How not to get discouraged in dance class

Wisdom gained since I started teaching – #24: Being a dance teacher is a great conversation starter. Everyone loves talking about dancing, whether it’s to discuss the latest Dancing with the Stars, or to talk about their personal dance history. And that? Is awesome.

But one comment I hear often is “Oh, I tried a few dance classes, but I was terrible so I stopped going.” Having been there myself, it makes me sad to see so many people interested in dancing get discouraged early on and give up.

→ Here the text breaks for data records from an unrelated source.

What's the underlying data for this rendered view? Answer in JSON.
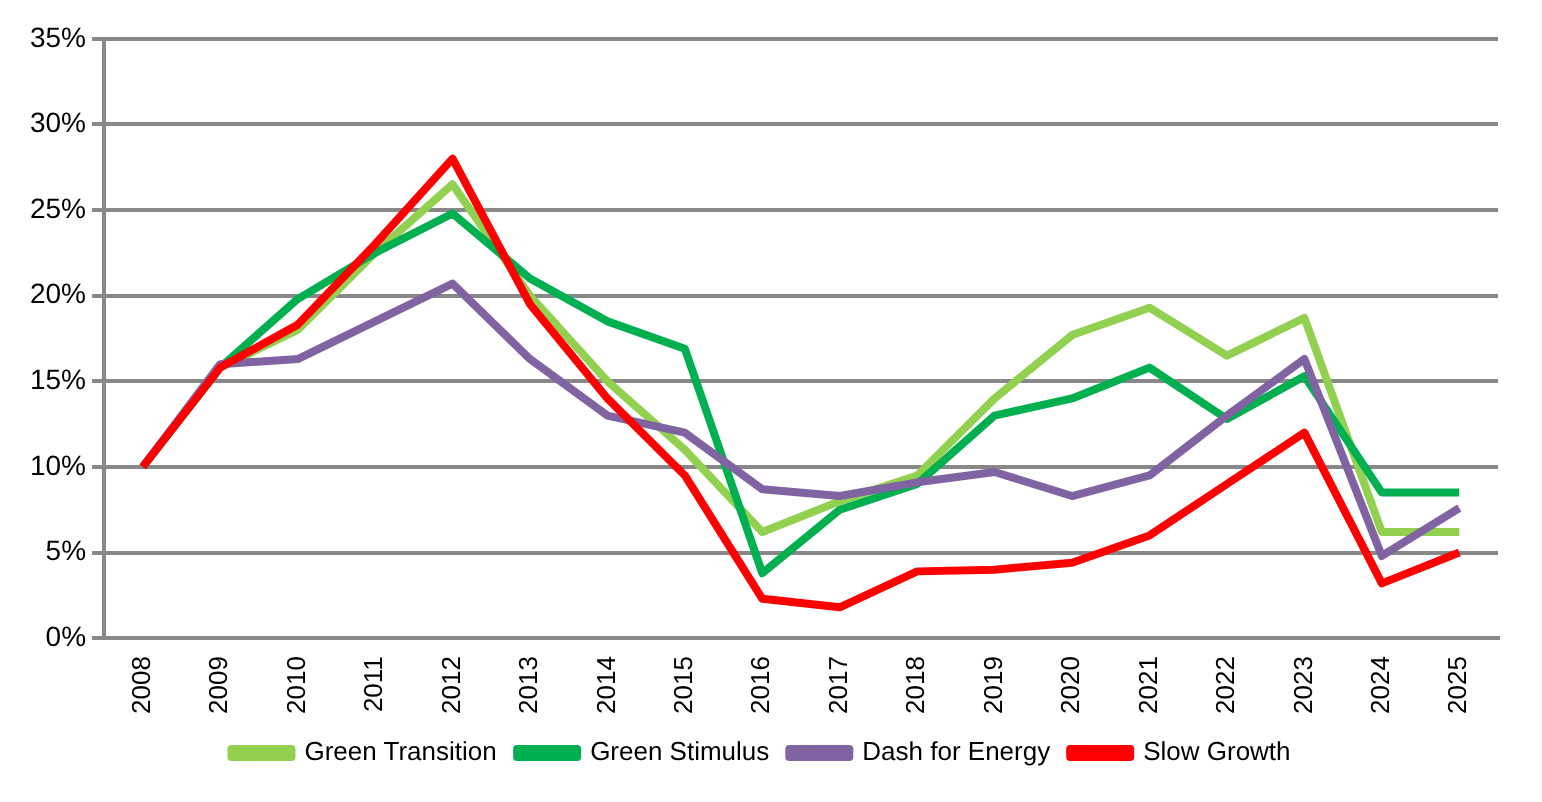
{
  "chart_data": {
    "type": "line",
    "categories": [
      "2008",
      "2009",
      "2010",
      "2011",
      "2012",
      "2013",
      "2014",
      "2015",
      "2016",
      "2017",
      "2018",
      "2019",
      "2020",
      "2021",
      "2022",
      "2023",
      "2024",
      "2025"
    ],
    "series": [
      {
        "name": "Green Transition",
        "color": "#92d050",
        "values": [
          10,
          15.8,
          18,
          22.5,
          26.5,
          20,
          15,
          11,
          6.2,
          8,
          9.5,
          14,
          17.7,
          19.3,
          16.5,
          18.7,
          6.2,
          6.2
        ]
      },
      {
        "name": "Green Stimulus",
        "color": "#00b050",
        "values": [
          10,
          15.8,
          19.8,
          22.5,
          24.8,
          21,
          18.5,
          16.9,
          3.8,
          7.5,
          9,
          13,
          14,
          15.8,
          12.8,
          15.3,
          8.5,
          8.5
        ]
      },
      {
        "name": "Dash for Energy",
        "color": "#8064a2",
        "values": [
          10,
          16,
          16.3,
          18.5,
          20.7,
          16.3,
          13,
          12,
          8.7,
          8.3,
          9.1,
          9.7,
          8.3,
          9.5,
          13,
          16.3,
          4.8,
          7.6
        ]
      },
      {
        "name": "Slow Growth",
        "color": "#ff0000",
        "values": [
          10,
          15.8,
          18.3,
          23,
          28,
          19.5,
          14,
          9.5,
          2.3,
          1.8,
          3.9,
          4,
          4.4,
          6,
          9,
          12,
          3.2,
          5
        ]
      }
    ],
    "ylim": [
      0,
      35
    ],
    "yticks": [
      {
        "value": 0,
        "label": "0%"
      },
      {
        "value": 5,
        "label": "5%"
      },
      {
        "value": 10,
        "label": "10%"
      },
      {
        "value": 15,
        "label": "15%"
      },
      {
        "value": 20,
        "label": "20%"
      },
      {
        "value": 25,
        "label": "25%"
      },
      {
        "value": 30,
        "label": "30%"
      },
      {
        "value": 35,
        "label": "35%"
      }
    ],
    "grid": "y",
    "legend": "bottom",
    "marker": "none",
    "line_style": "solid"
  }
}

I really wish I had a guide to making dancing easy for everyone, but the truth is, few of us are natural dancers, and the rest of us will struggle for a while before we start feeling like we “get it”. But if you’ve ever been discouraged in a dance class, if you ever thought everyone was getting it except for you, and if you ever felt like you’ll never get any better, here is what I can tell you: perseverance is the only way to get better, and you’ll be surprised by how far you’ll go in a year, if you keep at it.

On this blog, we already talked about how to make the most of your dance classes, which is a good starting point if you’re looking for ways to speed up your learning. But if you’re feeling lost in class altogether, here are a few little strategies to keep you going:

  1. Stay in class
    Say you’re taking a class or workshop that you find too advanced, or that goes too quickly – don’t leave right away. Even if you’re too overwhelmed to attempt the moves, ask if you can observe. Watching the class will help you understand the concepts taught, even if you’re not quite ready to execute them yet.
  2. Fake it ‘til you make it
    It’s ok to feel a little uncomfortable while learning something new. Most of the other students are probably in the same situation; as adults, we approach learning new things in a more cautious, risk-averse way. We’re afraid of making mistakes, and we want to stick within our comfort zone to avoid embarrassment. But the point of a good class is to get you out of that zone, and challenge you to try something new; you don’t come to class to show off what you already know, you come because you don’t know this move just yet. Mistakes are ok, and a little discomfort is ok too.
  3. Pick your battles
    Say you’re learning a new move that involves new footwork, a new leading technique, AND new styling, all at once, and you feel overwhelmed by having to put it all together. Don’t give up – instead, break it down and focus on one element at a time. Decide “ok, this class, I’m just figuring out the footwork” and ignore the styling elements. Once that footwork becomes part of your muscle memory, it will be much easier to build on it.
  4. Celebrate your victories
    Once in a while, it’s good to look back and see how far you’ve come. The salsa basic looked impossibly complex to me when I first started. Then turning seemed crazy. Traveling turns? Forget about it! But I trudged through them, one at a time, and a few months later they were no big deal. Whenever you’re struggling with a new concept, think back to all the other moves you know – they all seemed impossible at one time or another, and they all got better with repetition and practice; this will too, if you keep at it.
  5. Get extra instruction and PRACTICE
    Whether you take a few private lessons with your teacher, or make friends with a more advanced dancer and ask for tips, personalized advice will help you learn new moves faster. But ultimately? The one thing that will help the most is practicing – in class, during our studio practice socials, at salsa parties, or in your living room during commercial breaks. Putting in the time and effort WILL get you there.

Most of us go to our first dance class overestimating how much we can learn in just a few sessions. Once we get started, we underestimate how far we’ll come in just a few months.  The best advice I can give is: keep at it. In a year, everyone will assume that dancing comes naturally to you and it took you no effort at all.